The great avant-garde filmmaker Kenneth Anger sadly passed away at 96 on Wednesday. As a tribute, I’ve decided to look back at one of my favorite films of all time, his 1963 experimental short “Scorpio Rising.”
Its largest influence on the medium is apparent almost immediately when Ricky Nelson’s “Fools Rush In” plays over shots of a biker fixing up his motorcycle. The constant use of pop music throughout the short is probably what it’s best known for, and the blueprint for using pop music to set a mood or get us into a character’s headspace can be seen in work by a wide variety of artists, from Martin Scorsese to James Gunn. The music isn’t used as mere window dressing as it is in many modern films and television shows. It adds energy to “Scorpio Rising,” from the opening images where the pacing is more pulled back — the imagery is not nearly as provocative as it will become, the shots are held longer, and the camera movement is slower — to the hectic, fatal finale set to The Safaris’ “Wipe Out.” But more than that, the film wants to use pop music to create a dissonance between what you hear and see.
The often upbeat music is constantly at odds with the images on screen. One sequence shows a young man, part of the group of bikers, grabbed by the others and stripped down before being covered in mustard. It appears this may be all in good fun — the young man is smiling during the ordeal with nothing violent happening to him. But the song that plays on the soundtrack is Kris Jensen’s “Torture.” Are we meant to take this as an implication that the young boy is being tortured, that something more sinister is happening? Or should we pay closer attention to the lyrics, which indicate the torture stems from being unable to love the person Jensen is singing to and act as the voice of these bikers whose homosexuality was only just becoming decriminalized in some parts of the country at the time of the film’s release? This ambiguity is part of the film’s power. It can mean many things to many people, and the more times it’s seen, the more interpretations it brings. The barrage of images and sounds comes so fast that the answers aren’t going to come right away. It demands repeat viewing, each successive watch making it a richer text.

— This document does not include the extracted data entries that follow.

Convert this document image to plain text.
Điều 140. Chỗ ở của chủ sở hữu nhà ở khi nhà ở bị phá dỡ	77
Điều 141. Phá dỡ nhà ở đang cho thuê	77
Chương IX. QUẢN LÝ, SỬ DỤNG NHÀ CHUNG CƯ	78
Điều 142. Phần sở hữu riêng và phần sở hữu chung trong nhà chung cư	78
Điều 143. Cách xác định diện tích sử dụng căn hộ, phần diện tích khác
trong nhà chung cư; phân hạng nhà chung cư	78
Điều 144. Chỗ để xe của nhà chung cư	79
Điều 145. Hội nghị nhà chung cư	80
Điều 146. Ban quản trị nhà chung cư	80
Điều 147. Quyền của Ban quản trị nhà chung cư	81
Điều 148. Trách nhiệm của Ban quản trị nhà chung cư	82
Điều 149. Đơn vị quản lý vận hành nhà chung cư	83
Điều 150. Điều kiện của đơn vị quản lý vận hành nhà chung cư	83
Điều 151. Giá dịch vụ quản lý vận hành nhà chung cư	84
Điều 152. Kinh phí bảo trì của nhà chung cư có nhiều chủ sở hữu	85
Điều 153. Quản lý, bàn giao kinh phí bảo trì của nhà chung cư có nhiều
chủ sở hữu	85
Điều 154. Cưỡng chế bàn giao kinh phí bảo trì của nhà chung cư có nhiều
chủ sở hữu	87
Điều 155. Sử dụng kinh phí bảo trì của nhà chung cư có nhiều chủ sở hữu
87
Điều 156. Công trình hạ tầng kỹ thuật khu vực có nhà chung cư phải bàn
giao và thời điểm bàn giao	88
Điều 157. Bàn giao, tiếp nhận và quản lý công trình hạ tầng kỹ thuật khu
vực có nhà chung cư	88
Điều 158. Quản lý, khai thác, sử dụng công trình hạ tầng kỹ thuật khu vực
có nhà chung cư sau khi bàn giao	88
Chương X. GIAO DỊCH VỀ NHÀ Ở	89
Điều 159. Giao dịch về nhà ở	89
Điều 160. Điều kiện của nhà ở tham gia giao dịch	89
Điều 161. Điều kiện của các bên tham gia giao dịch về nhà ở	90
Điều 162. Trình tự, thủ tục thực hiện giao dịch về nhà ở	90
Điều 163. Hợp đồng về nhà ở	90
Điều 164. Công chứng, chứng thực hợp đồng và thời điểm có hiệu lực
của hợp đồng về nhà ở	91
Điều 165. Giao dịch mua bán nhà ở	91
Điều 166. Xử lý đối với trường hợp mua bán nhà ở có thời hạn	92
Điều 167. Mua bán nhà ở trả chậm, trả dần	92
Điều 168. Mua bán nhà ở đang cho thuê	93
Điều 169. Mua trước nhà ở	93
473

Perhaps the film’s most terrifying and moving passage is accompanied by Little Peggy March’s “I Will Follow Him,” which splices together clips of one of the bikers standing above the rest as if he were a priest, Nazi iconography, and Jesus Christ. As the soundtrack blares “I love him!” and “Where he goes, I’ll follow,” Anger draws parallels between the cultlike worship of larger-than-life figures by people who are often lost and oppressed. Despite Jesus representing pure good and Adolf Hitler representing pure evil, the unwavering sense of devotion groups can feel towards any individual or ideology can only lead to death and destruction, just as it does for the bikers by the film’s end. Anger is also no doubt commenting on the persecution of LGBT+ people by Christian institutions, especially during that era in the United States. By intercutting images of Jesus with those of Nazis, Anger shows that we should not look at persecution differently based on who it's coming from or who is being targeted.
Today, “Scorpio Rising” is not just one of the greatest achievements of 1960s American avant-garde cinema. It remains one of the best films ever made. It's a transgressive work of art that is still provocative even after 60 years. Its influence is so far-reaching now that some artists unknowingly use techniques pioneered in this short. It perfectly represents the heights film as a medium can reach — a provocative deconstruction of space and time that creates a moving dissonance between the viewer’s visual and auditory senses.